# Fur type and facial furnishing



## scockapoo (Jun 26, 2020)

Hi! I was wondering what coat type my 6 week old cockapoo is going to have and whether he is going to have an "open face" (not the traditional teddy bear look). As of now he does not have the typical facial furnishing but the rest of his body has a lot of fur. He is an f1 pup  My family is so so excited to bring him home in about a week!

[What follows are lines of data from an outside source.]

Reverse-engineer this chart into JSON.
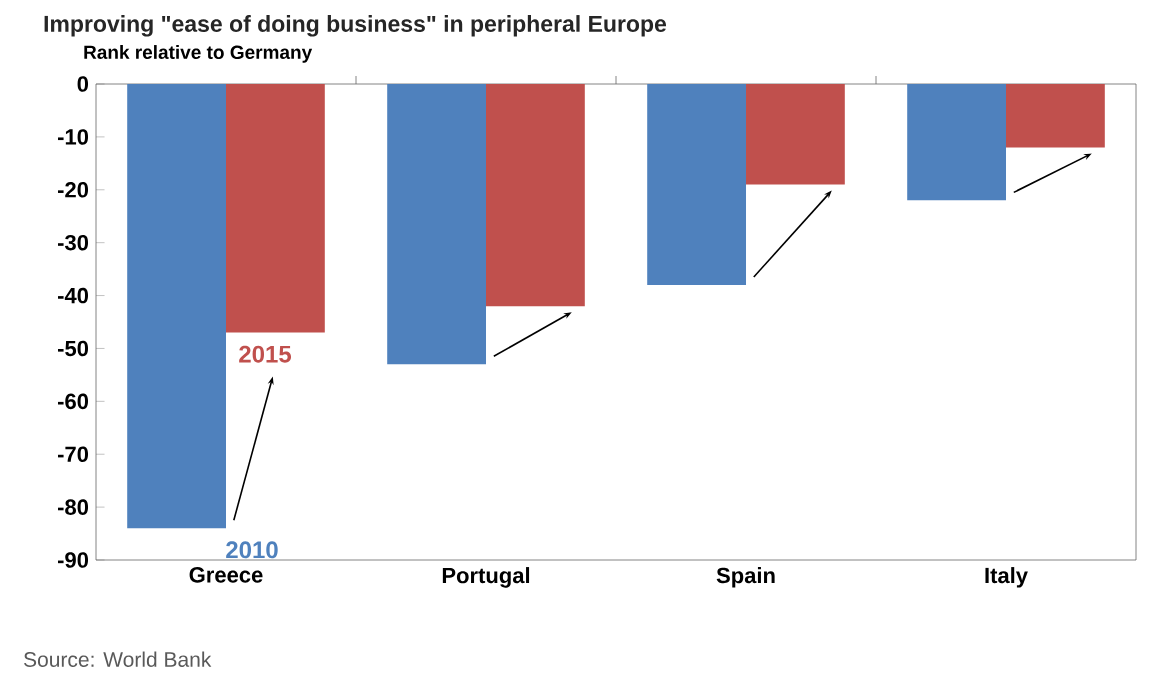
{
  "chart_data": {
    "type": "bar",
    "title": "Improving \"ease of doing business\" in peripheral Europe",
    "subtitle": "Rank relative to Germany",
    "categories": [
      "Greece",
      "Portugal",
      "Spain",
      "Italy"
    ],
    "series": [
      {
        "name": "2010",
        "color": "#4f81bd",
        "values": [
          -84,
          -53,
          -38,
          -22
        ]
      },
      {
        "name": "2015",
        "color": "#c0504d",
        "values": [
          -47,
          -42,
          -19,
          -12
        ]
      }
    ],
    "ylim": [
      -90,
      0
    ],
    "yticks": [
      -90,
      -80,
      -70,
      -60,
      -50,
      -40,
      -30,
      -20,
      -10,
      0
    ],
    "grid": false,
    "annotations": [
      "Source: World Bank"
    ]
  }
}
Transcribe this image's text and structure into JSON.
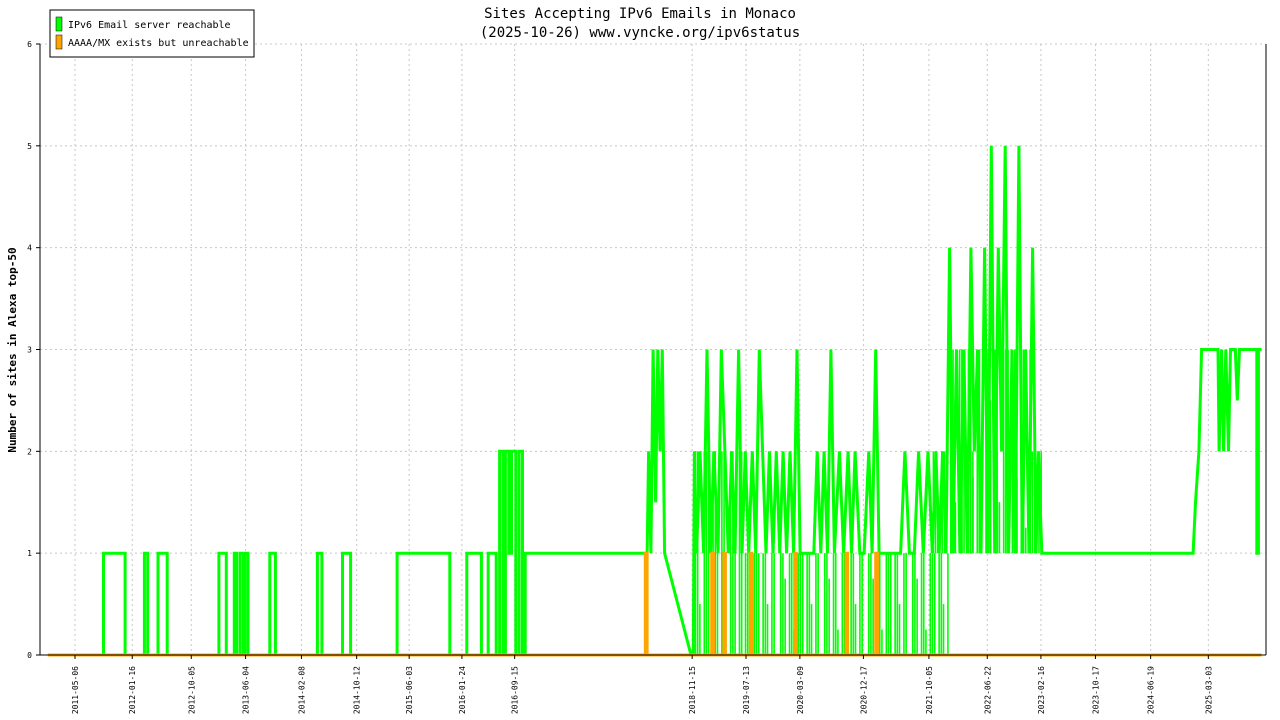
{
  "chart_data": {
    "type": "line",
    "title": "Sites Accepting IPv6 Emails in Monaco",
    "subtitle": "(2025-10-26) www.vyncke.org/ipv6status",
    "xlabel": "",
    "ylabel": "Number of sites in Alexa top-50",
    "ylim": [
      0,
      6
    ],
    "y_ticks": [
      0,
      1,
      2,
      3,
      4,
      5,
      6
    ],
    "x_ticks": [
      "2011-05-06",
      "2012-01-16",
      "2012-10-05",
      "2013-06-04",
      "2014-02-08",
      "2014-10-12",
      "2015-06-03",
      "2016-01-24",
      "2016-09-15",
      "2018-11-15",
      "2019-07-13",
      "2020-03-09",
      "2020-12-17",
      "2021-10-05",
      "2022-06-22",
      "2023-02-16",
      "2023-10-17",
      "2024-06-19",
      "2025-03-03"
    ],
    "xlim": [
      "2010-12-01",
      "2025-11-15"
    ],
    "grid": true,
    "legend_position": "top-left",
    "colors": {
      "reachable": "#00ff00",
      "unreachable": "#ffa500",
      "grid": "#c8c8c8"
    },
    "series": [
      {
        "name": "IPv6 Email server reachable",
        "color": "#00ff00",
        "points": [
          [
            "2011-01-05",
            0
          ],
          [
            "2011-09-10",
            0
          ],
          [
            "2011-09-10",
            1
          ],
          [
            "2011-12-15",
            1
          ],
          [
            "2011-12-15",
            0
          ],
          [
            "2012-03-10",
            0
          ],
          [
            "2012-03-10",
            1
          ],
          [
            "2012-03-25",
            1
          ],
          [
            "2012-03-25",
            0
          ],
          [
            "2012-05-10",
            0
          ],
          [
            "2012-05-10",
            1
          ],
          [
            "2012-06-20",
            1
          ],
          [
            "2012-06-20",
            0
          ],
          [
            "2013-02-05",
            0
          ],
          [
            "2013-02-05",
            1
          ],
          [
            "2013-03-10",
            1
          ],
          [
            "2013-03-10",
            0
          ],
          [
            "2013-04-15",
            0
          ],
          [
            "2013-04-15",
            1
          ],
          [
            "2013-04-25",
            1
          ],
          [
            "2013-04-25",
            0
          ],
          [
            "2013-05-10",
            0
          ],
          [
            "2013-05-10",
            1
          ],
          [
            "2013-05-25",
            1
          ],
          [
            "2013-05-25",
            0
          ],
          [
            "2013-06-01",
            0
          ],
          [
            "2013-06-01",
            1
          ],
          [
            "2013-06-15",
            1
          ],
          [
            "2013-06-15",
            0
          ],
          [
            "2013-09-20",
            0
          ],
          [
            "2013-09-20",
            1
          ],
          [
            "2013-10-15",
            1
          ],
          [
            "2013-10-15",
            0
          ],
          [
            "2014-04-20",
            0
          ],
          [
            "2014-04-20",
            1
          ],
          [
            "2014-05-10",
            1
          ],
          [
            "2014-05-10",
            0
          ],
          [
            "2014-08-10",
            0
          ],
          [
            "2014-08-10",
            1
          ],
          [
            "2014-09-15",
            1
          ],
          [
            "2014-09-15",
            0
          ],
          [
            "2015-04-10",
            0
          ],
          [
            "2015-04-10",
            1
          ],
          [
            "2015-12-01",
            1
          ],
          [
            "2015-12-01",
            0
          ],
          [
            "2016-02-15",
            0
          ],
          [
            "2016-02-15",
            1
          ],
          [
            "2016-04-20",
            1
          ],
          [
            "2016-04-20",
            0
          ],
          [
            "2016-05-20",
            0
          ],
          [
            "2016-05-20",
            1
          ],
          [
            "2016-06-25",
            1
          ],
          [
            "2016-06-25",
            0
          ],
          [
            "2016-07-10",
            0
          ],
          [
            "2016-07-10",
            2
          ],
          [
            "2016-07-25",
            2
          ],
          [
            "2016-07-25",
            0
          ],
          [
            "2016-08-05",
            0
          ],
          [
            "2016-08-05",
            2
          ],
          [
            "2016-08-20",
            2
          ],
          [
            "2016-08-20",
            1
          ],
          [
            "2016-09-01",
            1
          ],
          [
            "2016-09-01",
            2
          ],
          [
            "2016-09-20",
            2
          ],
          [
            "2016-09-20",
            0
          ],
          [
            "2016-10-05",
            0
          ],
          [
            "2016-10-05",
            2
          ],
          [
            "2016-10-20",
            2
          ],
          [
            "2016-10-20",
            0
          ],
          [
            "2016-11-01",
            0
          ],
          [
            "2016-11-01",
            1
          ],
          [
            "2018-04-20",
            1
          ],
          [
            "2018-04-25",
            0.5
          ],
          [
            "2018-05-05",
            2
          ],
          [
            "2018-05-15",
            1
          ],
          [
            "2018-05-25",
            3
          ],
          [
            "2018-06-05",
            1.5
          ],
          [
            "2018-06-15",
            3
          ],
          [
            "2018-06-25",
            2
          ],
          [
            "2018-07-05",
            3
          ],
          [
            "2018-07-15",
            1
          ],
          [
            "2018-11-10",
            0
          ],
          [
            "2018-11-20",
            0
          ],
          [
            "2018-11-25",
            2
          ],
          [
            "2018-12-05",
            1
          ],
          [
            "2018-12-20",
            2
          ],
          [
            "2019-01-05",
            1
          ],
          [
            "2019-01-20",
            3
          ],
          [
            "2019-02-05",
            1
          ],
          [
            "2019-02-20",
            2
          ],
          [
            "2019-03-10",
            1
          ],
          [
            "2019-03-25",
            3
          ],
          [
            "2019-04-10",
            2
          ],
          [
            "2019-04-25",
            1
          ],
          [
            "2019-05-10",
            2
          ],
          [
            "2019-05-25",
            1
          ],
          [
            "2019-06-10",
            3
          ],
          [
            "2019-06-25",
            1
          ],
          [
            "2019-07-10",
            2
          ],
          [
            "2019-07-25",
            1
          ],
          [
            "2019-08-10",
            2
          ],
          [
            "2019-08-25",
            1
          ],
          [
            "2019-09-10",
            3
          ],
          [
            "2019-09-25",
            2
          ],
          [
            "2019-10-10",
            1
          ],
          [
            "2019-10-25",
            2
          ],
          [
            "2019-11-10",
            1
          ],
          [
            "2019-11-25",
            2
          ],
          [
            "2019-12-10",
            1
          ],
          [
            "2019-12-25",
            2
          ],
          [
            "2020-01-10",
            1
          ],
          [
            "2020-01-25",
            2
          ],
          [
            "2020-02-10",
            1
          ],
          [
            "2020-02-25",
            3
          ],
          [
            "2020-03-10",
            1
          ],
          [
            "2020-04-01",
            1
          ],
          [
            "2020-04-20",
            1
          ],
          [
            "2020-05-10",
            1
          ],
          [
            "2020-05-25",
            2
          ],
          [
            "2020-06-10",
            1
          ],
          [
            "2020-06-25",
            2
          ],
          [
            "2020-07-10",
            1
          ],
          [
            "2020-07-25",
            3
          ],
          [
            "2020-08-10",
            1
          ],
          [
            "2020-09-01",
            2
          ],
          [
            "2020-09-20",
            1
          ],
          [
            "2020-10-10",
            2
          ],
          [
            "2020-10-25",
            1
          ],
          [
            "2020-11-10",
            2
          ],
          [
            "2020-12-01",
            1
          ],
          [
            "2020-12-20",
            1
          ],
          [
            "2021-01-10",
            2
          ],
          [
            "2021-01-25",
            1
          ],
          [
            "2021-02-10",
            3
          ],
          [
            "2021-02-25",
            1
          ],
          [
            "2021-03-15",
            1
          ],
          [
            "2021-04-01",
            1
          ],
          [
            "2021-04-20",
            1
          ],
          [
            "2021-05-10",
            1
          ],
          [
            "2021-06-01",
            1
          ],
          [
            "2021-06-20",
            2
          ],
          [
            "2021-07-10",
            1
          ],
          [
            "2021-08-01",
            1
          ],
          [
            "2021-08-20",
            2
          ],
          [
            "2021-09-10",
            1
          ],
          [
            "2021-10-01",
            2
          ],
          [
            "2021-10-20",
            1
          ],
          [
            "2021-11-05",
            2
          ],
          [
            "2021-11-20",
            1
          ],
          [
            "2021-12-05",
            2
          ],
          [
            "2021-12-20",
            1
          ],
          [
            "2022-01-05",
            4
          ],
          [
            "2022-01-20",
            1
          ],
          [
            "2022-02-05",
            3
          ],
          [
            "2022-02-20",
            1
          ],
          [
            "2022-03-10",
            3
          ],
          [
            "2022-03-25",
            1
          ],
          [
            "2022-04-10",
            4
          ],
          [
            "2022-04-25",
            2
          ],
          [
            "2022-05-10",
            3
          ],
          [
            "2022-05-25",
            1
          ],
          [
            "2022-06-10",
            4
          ],
          [
            "2022-06-25",
            1
          ],
          [
            "2022-07-10",
            5
          ],
          [
            "2022-07-25",
            1
          ],
          [
            "2022-08-10",
            4
          ],
          [
            "2022-08-25",
            2
          ],
          [
            "2022-09-10",
            5
          ],
          [
            "2022-09-25",
            1
          ],
          [
            "2022-10-10",
            3
          ],
          [
            "2022-10-25",
            1
          ],
          [
            "2022-11-10",
            5
          ],
          [
            "2022-11-25",
            1
          ],
          [
            "2022-12-10",
            3
          ],
          [
            "2022-12-25",
            1
          ],
          [
            "2023-01-10",
            4
          ],
          [
            "2023-01-25",
            1
          ],
          [
            "2023-02-05",
            2
          ],
          [
            "2023-02-20",
            1
          ],
          [
            "2024-12-25",
            1
          ],
          [
            "2025-01-05",
            1.5
          ],
          [
            "2025-01-20",
            2
          ],
          [
            "2025-02-01",
            3
          ],
          [
            "2025-04-15",
            3
          ],
          [
            "2025-04-20",
            2
          ],
          [
            "2025-05-01",
            3
          ],
          [
            "2025-05-10",
            2
          ],
          [
            "2025-05-20",
            3
          ],
          [
            "2025-06-01",
            2
          ],
          [
            "2025-06-10",
            3
          ],
          [
            "2025-07-01",
            3
          ],
          [
            "2025-07-10",
            2.5
          ],
          [
            "2025-07-20",
            3
          ],
          [
            "2025-10-05",
            3
          ],
          [
            "2025-10-05",
            1
          ],
          [
            "2025-10-12",
            1
          ],
          [
            "2025-10-12",
            3
          ],
          [
            "2025-10-26",
            3
          ]
        ],
        "dense_bands": [
          [
            "2018-11-20",
            "2019-06-30",
            0,
            2
          ],
          [
            "2019-07-01",
            "2021-12-31",
            0,
            1
          ],
          [
            "2021-10-15",
            "2023-02-20",
            1,
            2
          ],
          [
            "2022-01-01",
            "2022-12-31",
            1,
            3
          ]
        ]
      },
      {
        "name": "AAAA/MX exists but unreachable",
        "color": "#ffa500",
        "points": [
          [
            "2011-01-05",
            0
          ],
          [
            "2018-04-20",
            0
          ],
          [
            "2018-04-20",
            1
          ],
          [
            "2018-04-28",
            1
          ],
          [
            "2018-04-28",
            0
          ],
          [
            "2019-02-10",
            0
          ],
          [
            "2019-02-10",
            1
          ],
          [
            "2019-02-18",
            1
          ],
          [
            "2019-02-18",
            0
          ],
          [
            "2019-04-05",
            0
          ],
          [
            "2019-04-05",
            1
          ],
          [
            "2019-04-12",
            1
          ],
          [
            "2019-04-12",
            0
          ],
          [
            "2019-08-01",
            0
          ],
          [
            "2019-08-01",
            1
          ],
          [
            "2019-08-08",
            1
          ],
          [
            "2019-08-08",
            0
          ],
          [
            "2020-02-15",
            0
          ],
          [
            "2020-02-15",
            1
          ],
          [
            "2020-02-22",
            1
          ],
          [
            "2020-02-22",
            0
          ],
          [
            "2020-10-01",
            0
          ],
          [
            "2020-10-01",
            1
          ],
          [
            "2020-10-08",
            1
          ],
          [
            "2020-10-08",
            0
          ],
          [
            "2021-02-10",
            0
          ],
          [
            "2021-02-10",
            1
          ],
          [
            "2021-02-18",
            1
          ],
          [
            "2021-02-18",
            0
          ],
          [
            "2025-10-26",
            0
          ]
        ]
      }
    ]
  }
}
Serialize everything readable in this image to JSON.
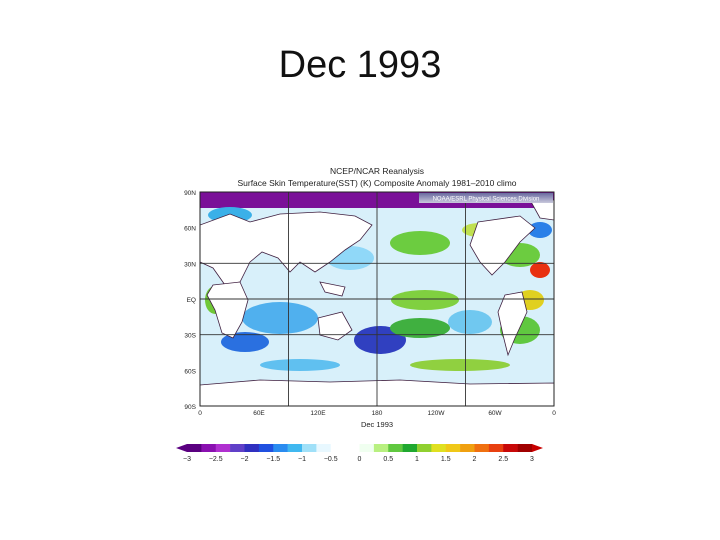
{
  "slide": {
    "title": "Dec 1993"
  },
  "figure": {
    "header_line1": "NCEP/NCAR Reanalysis",
    "header_line2": "Surface Skin Temperature(SST) (K) Composite Anomaly 1981–2010 climo",
    "credit": "NOAA/ESRL Physical Sciences Division",
    "date_label": "Dec 1993",
    "lat_labels": [
      "90N",
      "60N",
      "30N",
      "EQ",
      "30S",
      "60S",
      "90S"
    ],
    "lon_labels": [
      "0",
      "60E",
      "120E",
      "180",
      "120W",
      "60W",
      "0"
    ],
    "colorbar": {
      "tick_labels": [
        "−3",
        "−2.5",
        "−2",
        "−1.5",
        "−1",
        "−0.5",
        "0",
        "0.5",
        "1",
        "1.5",
        "2",
        "2.5",
        "3"
      ],
      "colors": [
        "#5a0080",
        "#8a10b0",
        "#b030d0",
        "#6040c8",
        "#3030c0",
        "#2050e0",
        "#2a8cf0",
        "#40b8f0",
        "#a0e0f8",
        "#e8f8ff",
        "#ffffff",
        "#ffffff",
        "#f0fff0",
        "#b8f080",
        "#60c840",
        "#20a830",
        "#90d030",
        "#e0e020",
        "#f0c818",
        "#f0a010",
        "#f07010",
        "#e84010",
        "#c80808",
        "#a00000"
      ],
      "color_neg_strong": "#5a0080",
      "color_pos_strong": "#c80000"
    }
  }
}
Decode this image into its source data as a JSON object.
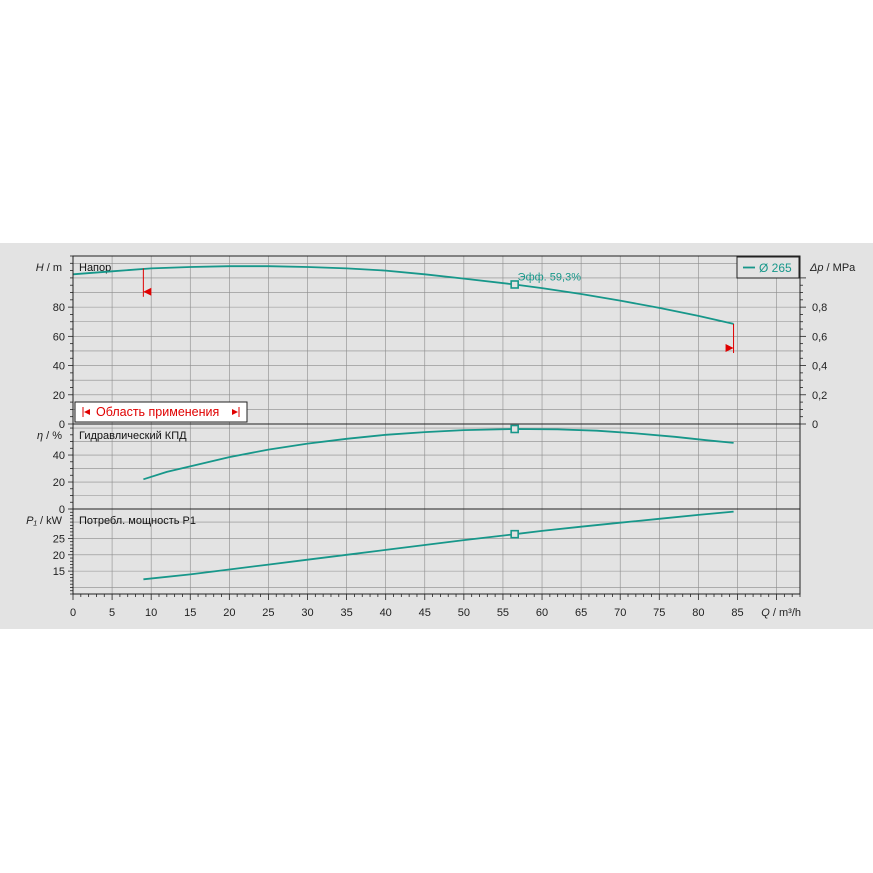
{
  "chart_data": {
    "type": "line",
    "x_axis": {
      "label_symbol": "Q",
      "label_unit": " / m³/h",
      "range": [
        0,
        93
      ],
      "ticks": [
        0,
        5,
        10,
        15,
        20,
        25,
        30,
        35,
        40,
        45,
        50,
        55,
        60,
        65,
        70,
        75,
        80,
        85
      ]
    },
    "legend": {
      "label": "Ø 265",
      "color": "#17978a",
      "position": "top-right"
    },
    "operating_point": {
      "q": 56.5
    },
    "grid": true,
    "panels": [
      {
        "id": "head",
        "title": "Напор",
        "y_label_symbol": "H",
        "y_label_unit": " / m",
        "y_range": [
          0,
          115
        ],
        "y_ticks": [
          0,
          20,
          40,
          60,
          80
        ],
        "secondary_axis": {
          "label_symbol": "Δp",
          "label_unit": " / MPa",
          "ticks": [
            0,
            0.2,
            0.4,
            0.6,
            0.8
          ],
          "tick_labels": [
            "0",
            "0,2",
            "0,4",
            "0,6",
            "0,8"
          ]
        },
        "series": [
          {
            "name": "Ø 265",
            "points": [
              [
                0,
                102.5
              ],
              [
                5,
                104.5
              ],
              [
                10,
                106.5
              ],
              [
                15,
                107.5
              ],
              [
                20,
                108
              ],
              [
                25,
                108
              ],
              [
                30,
                107.5
              ],
              [
                35,
                106.5
              ],
              [
                40,
                105
              ],
              [
                45,
                102.5
              ],
              [
                50,
                99.5
              ],
              [
                56.5,
                95.5
              ],
              [
                60,
                93
              ],
              [
                65,
                89
              ],
              [
                70,
                84.5
              ],
              [
                75,
                79.5
              ],
              [
                80,
                74
              ],
              [
                84.5,
                68.5
              ]
            ]
          }
        ],
        "operating_label": "Эфф.  59,3%",
        "operating_value": 95.5,
        "range_markers": [
          {
            "q": 9,
            "level": 90.5,
            "direction": "left"
          },
          {
            "q": 84.5,
            "level": 52,
            "direction": "right"
          }
        ],
        "application_range_label": "Область применения"
      },
      {
        "id": "efficiency",
        "title": "Гидравлический КПД",
        "y_label_symbol": "η",
        "y_label_unit": " / %",
        "y_range": [
          0,
          63
        ],
        "y_ticks": [
          0,
          20,
          40
        ],
        "series": [
          {
            "name": "Ø 265",
            "points": [
              [
                9,
                22
              ],
              [
                12,
                27.5
              ],
              [
                16,
                33
              ],
              [
                20,
                38.5
              ],
              [
                25,
                44
              ],
              [
                30,
                48.5
              ],
              [
                35,
                52
              ],
              [
                40,
                55
              ],
              [
                45,
                57
              ],
              [
                50,
                58.5
              ],
              [
                56.5,
                59.3
              ],
              [
                62,
                59
              ],
              [
                67,
                58
              ],
              [
                72,
                56
              ],
              [
                77,
                53.5
              ],
              [
                81,
                51
              ],
              [
                84.5,
                49
              ]
            ]
          }
        ],
        "operating_value": 59.3
      },
      {
        "id": "power",
        "title": "Потребл. мощность P1",
        "y_label_symbol": "P₁",
        "y_label_unit": " / kW",
        "y_range": [
          8,
          34
        ],
        "y_ticks": [
          15,
          20,
          25
        ],
        "series": [
          {
            "name": "Ø 265",
            "points": [
              [
                9,
                12.5
              ],
              [
                15,
                14
              ],
              [
                20,
                15.5
              ],
              [
                25,
                17
              ],
              [
                30,
                18.5
              ],
              [
                35,
                20
              ],
              [
                40,
                21.5
              ],
              [
                45,
                23
              ],
              [
                50,
                24.5
              ],
              [
                56.5,
                26.3
              ],
              [
                60,
                27.3
              ],
              [
                65,
                28.6
              ],
              [
                70,
                29.8
              ],
              [
                75,
                31
              ],
              [
                80,
                32.2
              ],
              [
                84.5,
                33.2
              ]
            ]
          }
        ],
        "operating_value": 26.3
      }
    ]
  }
}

he is the cream color pup in the bottom photo. You can see that his nose does not have much fur at all.


----------



## Sbmpw (Jul 16, 2019)

Difficult to say. Mine has the teddy bear face. 6 weeks and 9 months


----------



## Dig (Dec 27, 2018)

Our Digby had more of the poodle look as a pup, but had a very bare face to start off with, but gradually developed the fuzzy grass catcher look. These pictures are 9 weeks and almost 2 years. He was probably about 6 months before it grew in properly.


----------



## Dig (Dec 27, 2018)

Whoops think I went a bit wonky with the photos 😀


----------



## scockapoo (Jun 26, 2020)

Dig said:


> Our Digby had more of the poodle look as a pup, but had a very bare face to start off with, but gradually developed the fuzzy grass catcher look. These pictures are 9 weeks and almost 2 years. He was probably about 6 months before it grew in properly.
> View attachment 130740
> View attachment 130740
> View attachment 130741
> ...


He's sweet! Love his facial hair


----------



## ReichertCaleb (Jun 26, 2020)

Your dog is really cute.


----------